En 1990, la chute du communisme à l’Est met fin à trente ans d’assistance économique soviétique. C’est le début de la pénurie. Michel Anfrol précise que « Ce qui a le plus nuit au régime de Cuba, c’est la disparition de l’union soviétique ». Lorsque, au début des années 1990, l’URSS s’est désagrégée, Cuba s’est englué dans une terrible crise. En cinq ans, le PIB (Produit intérieur brut) a dégringolé de 35 % et le pouvoir d’achat de 50 %. Faute de pétrole et de fertilisants qui n’étaient plus fournis par les soviétiques, le secteur agricole, très mécanisé et polluant, s’est effondré. Depuis la fondation du régime de Fidel Castro, la première émeute se produira en 1994 et provoquera l’émigration de 37000 Cubains vers les Etats-Unis.

Spécialiste reconnu de la politique des États-Unis d’Amérique, Michel Anfrol explique : « Après la visite du pape Jean-Paul II en 1998, c’est finalement le pape François qui contribuera au rapprochement de Cuba et des Etats-Unis favorisant notamment la réouverture des ambassades ». Il ajoute : « Pour autant, le poids des Cubains fera que le Congrès s’opposera de toutes ses forces sans qu’il soit possible de reprendre des liens alors que les grandes entreprises américaines voulaient tenter de reprendre pied à Cuba. Dans ces conditions, je ne vois pas comment les choses pourraient s’arranger, il y a beaucoup de prisonniers politiques à la Havane. Ce n’est pas demain que les relations reprendront ». 

Quel avenir après Raul Castro ?

Selon la Constitution cubaine, Raul Castro dont le mandat expire en 2018 prépare sa succession. Il avait succédé officiellement à son frère à la tête de l’Etat le 24 février 2008 et aura permis l’ouverture contrairement à son frère Fidel.

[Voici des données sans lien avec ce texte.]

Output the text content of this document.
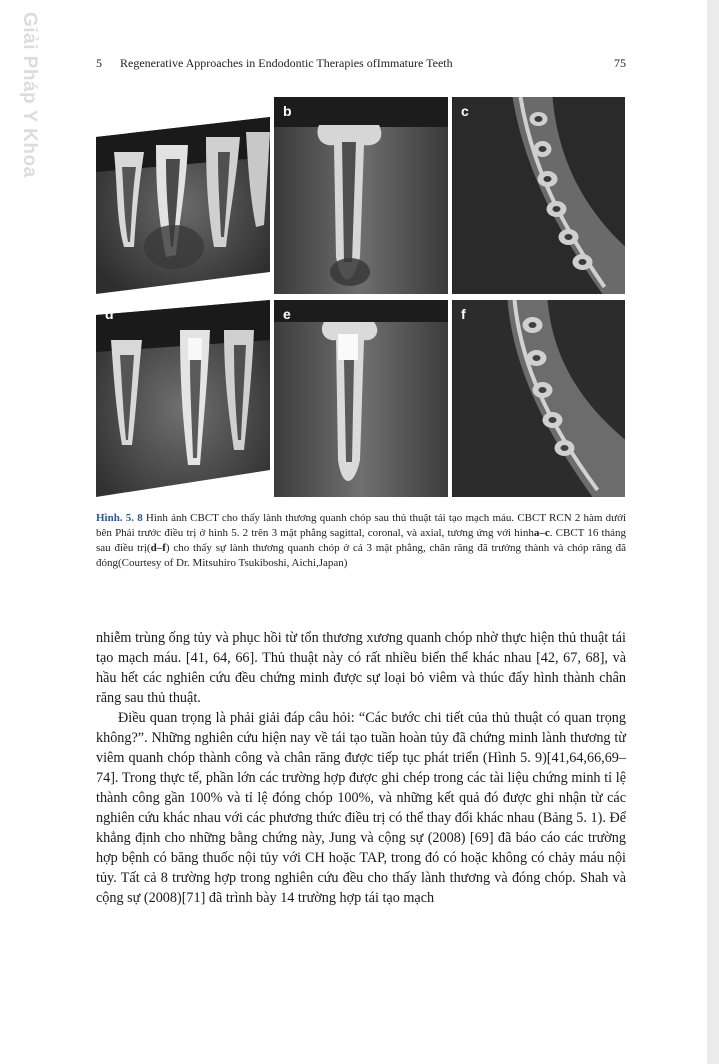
Giải Pháp Y Khoa	5 Regenerative Approaches in Endodontic Therapies ofImmature Teeth	75
a	b	c
d	e	f
Hình. 5. 8 Hình ảnh CBCT cho thấy lành thương quanh chóp sau thủ thuật tái tạo mạch máu. CBCT RCN 2 hàm dưới bên Phải trước điều trị ở hình 5. 2 trên 3 mặt phẳng sagittal, coronal, và axial, tương ứng với hìnha–c. CBCT 16 tháng sau điều trị(d–f) cho thấy sự lành thương quanh chóp ở cả 3 mặt phẳng, chân răng đã trưởng thành và chóp răng đã đóng(Courtesy of Dr. Mitsuhiro Tsukiboshi, Aichi,Japan)

nhiễm trùng ống tủy và phục hồi từ tổn thương xương quanh chóp nhờ thực hiện thủ thuật tái tạo mạch máu. [41, 64, 66]. Thủ thuật này có rất nhiều biến thể khác nhau [42, 67, 68], và hầu hết các nghiên cứu đều chứng minh được sự loại bỏ viêm và thúc đẩy hình thành chân răng sau thủ thuật.

Điều quan trọng là phải giải đáp câu hỏi: “Các bước chi tiết của thủ thuật có quan trọng không?”. Những nghiên cứu hiện nay về tái tạo tuần hoàn tủy đã chứng minh lành thương từ viêm quanh chóp thành công và chân răng được tiếp tục phát triển (Hình 5. 9)[41,64,66,69–74]. Trong thực tế, phần lớn các trường hợp được ghi chép trong các tài liệu chứng minh tỉ lệ thành công gần 100% và tỉ lệ đóng chóp 100%, và những kết quả đó được ghi nhận từ các nghiên cứu khác nhau với các phương thức điều trị có thể thay đổi khác nhau (Bảng 5. 1). Để khẳng định cho những bằng chứng này, Jung và cộng sự (2008) [69] đã báo cáo các trường hợp bệnh có băng thuốc nội tủy với CH hoặc TAP, trong đó có hoặc không có chảy máu nội tủy. Tất cả 8 trường hợp trong nghiên cứu đều cho thấy lành thương và đóng chóp. Shah và cộng sự (2008)[71] đã trình bày 14 trường hợp tái tạo mạch
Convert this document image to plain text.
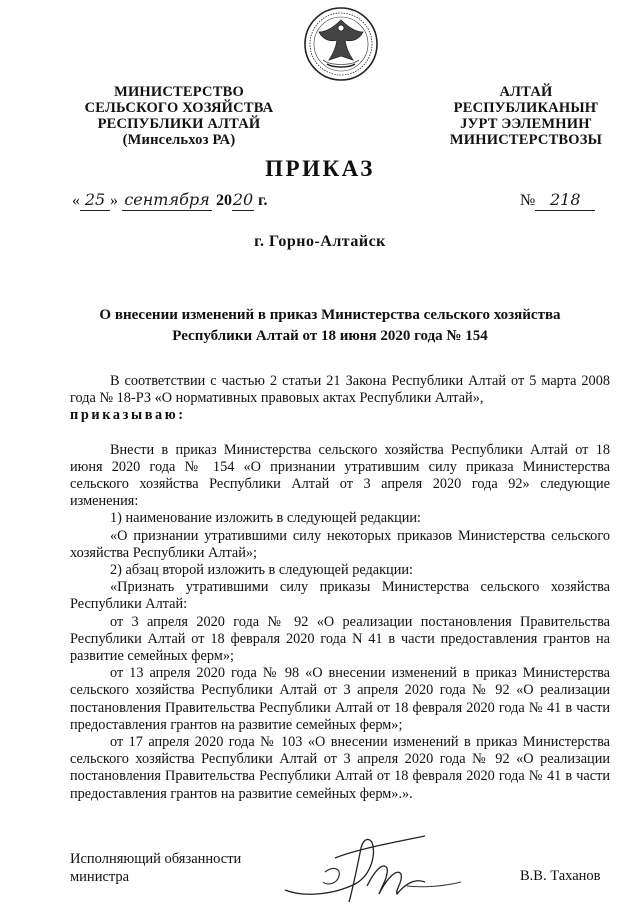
МИНИСТЕРСТВО
СЕЛЬСКОГО ХОЗЯЙСТВА
РЕСПУБЛИКИ АЛТАЙ
(Минсельхоз РА)
АЛТАЙ
РЕСПУБЛИКАНЫҤ
ЈУРТ ЭЭЛЕМНИҤ
МИНИСТЕРСТВОЗЫ
ПРИКАЗ
« 25 » сентября 2020 г.	№ 218
г. Горно-Алтайск
О внесении изменений в приказ Министерства сельского хозяйства Республики Алтай от 18 июня 2020 года № 154

В соответствии с частью 2 статьи 21 Закона Республики Алтай от 5 марта 2008 года № 18-РЗ «О нормативных правовых актах Республики Алтай»,

приказываю:

Внести в приказ Министерства сельского хозяйства Республики Алтай от 18 июня 2020 года № 154 «О признании утратившим силу приказа Министерства сельского хозяйства Республики Алтай от 3 апреля 2020 года 92» следующие изменения:

1) наименование изложить в следующей редакции:

«О признании утратившими силу некоторых приказов Министерства сельского хозяйства Республики Алтай»;

2) абзац второй изложить в следующей редакции:

«Признать утратившими силу приказы Министерства сельского хозяйства Республики Алтай:

от 3 апреля 2020 года № 92 «О реализации постановления Правительства Республики Алтай от 18 февраля 2020 года N 41 в части предоставления грантов на развитие семейных ферм»;

от 13 апреля 2020 года № 98 «О внесении изменений в приказ Министерства сельского хозяйства Республики Алтай от 3 апреля 2020 года № 92 «О реализации постановления Правительства Республики Алтай от 18 февраля 2020 года № 41 в части предоставления грантов на развитие семейных ферм»;

от 17 апреля 2020 года № 103 «О внесении изменений в приказ Министерства сельского хозяйства Республики Алтай от 3 апреля 2020 года № 92 «О реализации постановления Правительства Республики Алтай от 18 февраля 2020 года № 41 в части предоставления грантов на развитие семейных ферм».».

Исполняющий обязанности
министра	В.В. Таханов
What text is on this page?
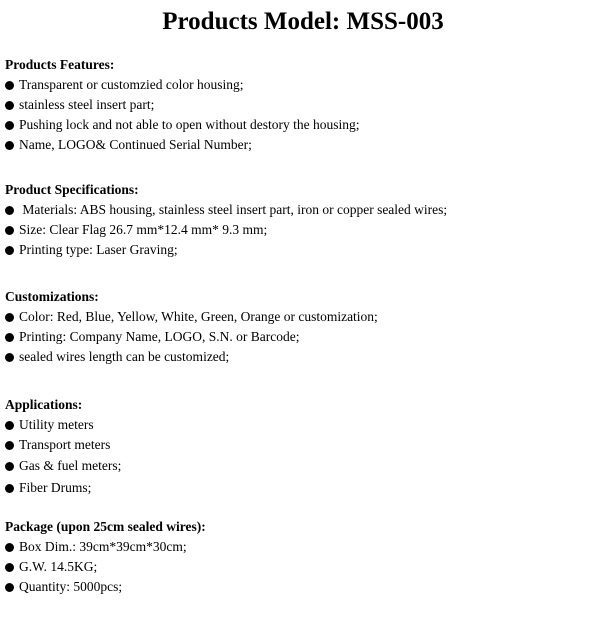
Products Model: MSS-003
Products Features:
Transparent or customzied color housing;
stainless steel insert part;
Pushing lock and not able to open without destory the housing;
Name, LOGO& Continued Serial Number;
Product Specifications:
Materials: ABS housing, stainless steel insert part, iron or copper sealed wires;
Size: Clear Flag 26.7 mm*12.4 mm* 9.3 mm;
Printing type: Laser Graving;
Customizations:
Color: Red, Blue, Yellow, White, Green, Orange or customization;
Printing: Company Name, LOGO, S.N. or Barcode;
sealed wires length can be customized;
Applications:
Utility meters
Transport meters
Gas & fuel meters;
Fiber Drums;
Package (upon 25cm sealed wires):
Box Dim.: 39cm*39cm*30cm;
G.W. 14.5KG;
Quantity: 5000pcs;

Raul, c’est l’armée, il aura manifesté de façon répétée sa volonté de normaliser les relations avec Washington pour sortir Cuba de son marasme. Quant à Fidel, il n’est plus en mesure d’imposer sa volonté.

L’annonce de la visite de Barack Obama à Cuba le 21 mars prochain pourrait changer la donne et redonner espoir à un dialogue constructif vers une levée de l’embargo. Pendant sa campagne, le président américain a laissé entendre qu’il pourrait engager, sous certaines conditions, un processus de diplomatie directe avec Raul Castro. L’opinion américaine pourrait accepter plus facilement une levée de l’embargo sur Cuba en contrepartie de symboles forts notamment la libération de prisonniers politiques.

Cuba, une réussite culturelle à promouvoir.

Si officiellement, il n’y a pas de reprise, les touristes vont de plus en plus à Cuba qui a réussi sa culture, sa médecine, les œuvres cubaines font partie de cette culture espagnole. Pour une partie des cubains, un sentiment espagnol existe, pour une autre partie, c’est le rêve américain. Miami, la première ville cubaine aux Etats-Unis en témoigne et se dit même favorable à une levée de l’embargo imposé depuis 1962 au régime de Fidel.

Quel avenir pour Cuba partagé entre un sentiment espagnol et le rêve américain ? Comme une renaissance, Cuba s’ouvre au monde, à défaut d’un destin, c’est peut être un début. Le président cubain Raul Castro va-t-il tendre la main à Washington pour normaliser les relations ? La visite du président américain prévue en mars prochain est de toute évidence une occasion à ne pas manquer pour les Etats-Unis comme pour Cuba.

L’Amérique latine aura les yeux rivés sur le Congrès américain dont le vote sera crucial et déterminant pour une vraie transition politique et économique dans cette région du monde. Quant à la France du Général de Gaulle, elle formule le souhait d’un espoir accompli pour Cuba renouant  le dialogue avec les Etats-Unis, évoluant à l’avenir sur les plans économique, diplomatique, social et culturel par la voie moderne du développement.